Traffic Lights and Potholes

This is the 27th installment of Viewfinder, my weekly column for Yahoo! India, and was published on November 4.

It’s absolutely freaky, the shit that happens in the USA. A few days ago, my friend (and renowned former blogger)  Manish Vij lodged the following complaint online about a traffic signal (reproduced with permission; I’ve changed road and city names):

“The traffic signal on [AB-CD] Rd. at [XY] Dr. needs to be adjusted for traffic at night. The last five nights, the signal for through traffic on [AB-CD] has been red for up to 2 minutes when I’ve hit the signal between 1 and 4 am. It’s especially odd because [XY] is a small street which T intersections into [AB-CD], and even during the day rarely has more than a handful of cars turning left onto [AB-CD].”

Within two hours—yes, two hours—he got the following reply in his email inbox:

“Hi Manish,

The signalized intersection at [AB-CD] Rd. and [XY] Dr. is on a recall timing because of the recent construction of the new ramps some of the traffic detector loops have been cut. We have scheduled them to be replaced soon after the ramps at the intersection are all complete.

Thank you,

[Name here], P.E.

Associate Engineer

City of [AB] – Public Works”

In other words, he made a complaint to the local government, as a common citizen, without going through any contacts or other such loops, and actually got a reply the same day. That’s just crazy. Can you imagine that happening in, say, Mumbai? If a local traffic signal is malfunctioning, or neighbourhood garbage isn’t being cleared as regularly as it should, or the road outside my house is full of potholes, I wouldn’t have the slightest clue about where to go to complain. And if I did know where to go, I wouldn’t bother wasting my time for something that is merely a minor irritant for me, because I know that my government does not consider itself accountable to me.
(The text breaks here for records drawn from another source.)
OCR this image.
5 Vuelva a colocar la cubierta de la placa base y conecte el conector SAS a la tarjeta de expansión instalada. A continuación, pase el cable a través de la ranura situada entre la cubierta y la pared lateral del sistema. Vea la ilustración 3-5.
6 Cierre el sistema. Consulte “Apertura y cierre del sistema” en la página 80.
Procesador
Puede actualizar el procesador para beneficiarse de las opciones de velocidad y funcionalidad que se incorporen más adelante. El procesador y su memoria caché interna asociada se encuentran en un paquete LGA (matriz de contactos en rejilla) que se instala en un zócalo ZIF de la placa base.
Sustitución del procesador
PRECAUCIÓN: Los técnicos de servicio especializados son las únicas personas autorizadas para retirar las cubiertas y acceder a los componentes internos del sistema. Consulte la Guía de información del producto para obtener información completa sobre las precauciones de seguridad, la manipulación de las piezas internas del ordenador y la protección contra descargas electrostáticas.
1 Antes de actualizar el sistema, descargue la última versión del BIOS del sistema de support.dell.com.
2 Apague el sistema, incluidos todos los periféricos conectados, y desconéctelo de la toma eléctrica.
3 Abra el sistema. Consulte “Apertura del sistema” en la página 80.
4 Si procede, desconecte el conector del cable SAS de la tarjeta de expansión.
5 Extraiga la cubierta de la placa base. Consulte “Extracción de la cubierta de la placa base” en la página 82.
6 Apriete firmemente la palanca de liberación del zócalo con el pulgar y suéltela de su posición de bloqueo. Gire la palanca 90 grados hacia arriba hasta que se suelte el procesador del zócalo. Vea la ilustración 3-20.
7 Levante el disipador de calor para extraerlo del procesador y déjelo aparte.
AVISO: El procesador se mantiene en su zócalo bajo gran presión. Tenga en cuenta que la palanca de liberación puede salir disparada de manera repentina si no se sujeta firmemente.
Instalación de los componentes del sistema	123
And there is not a damn thing I can do about it.

(On a tangent, if I did complain about potholed roads, I would be laughed out of whichever decrepit government building I lodged my complaint in. Everyone knows why Indian roads have potholes: so that they can be repaired, which means more commissions and kickbacks for everyone concerned. The government servants who look after our roads are incentivised, in a system where corruption is the norm, to build (or repair) roads badly so that they need to be repaired again soon. Rinse and repeat. For the common man, the roads are the point; for our government, the potholes are the point. The roads are merely the means to an end: the destination is the potholes.

Okay, end of bizarre parenthetical roads rant.)

What causes local governance to be so inept here when compared to the US? Well, firstly, it’s the incentives within our system of government. Our government is top-down and centralized. For example, it’s Sonia Gandhi in Delhi who will decide who becomes chief minister of Maharashtra, not local party workers driven by local concerns, and accountable directly to us. In an ideal system, government would be local at its core, like the Panchayati Raj kind of model, where we elect our local officials based on our immediate concerns, and their incentives are aligned towards servings us well—a sentiment that then travels upwards. But, as I wrote in an earlier column, ‘Politics and Inheritance’  there’s no inner-party democracy in India, and no local accountability (though tools like the RTI are a big step forward.) Our parties are effectively competing mafias. Consider the recent Adarsh Society scam, where a chief minister was found to have dubious dealings, and the party is still hunting around for a clean replacement. Well, here’s stating the obvious: There isn’t one. Politics in India is inherently dirty business, and you can’t rise to the top here without playing by the rules of that game.

The biggest cause for the state of governance in India, though, is our own attitudes. After I wrote in my last column that our governments believe they exist to rule the people, not serve them, my friend Vinay Suchede wrote in to elaborate: “Something that has irked me is the media itself uses phrases such as ‘Cong rule, BJP rule, Cong-ruled state, BJP-ruled state etc’. It promotes the notion that we are subjects and that we are ruled.” That’s a good observation, and illustrates that despite our managing to be rid of the British empire in 1947, we’re still not quite independent. We still have rulers, we still have royalty, and as long as we do, we will have potholes on our roads, garbage on our streets, and problematic traffic lights. And those are the least of our problems.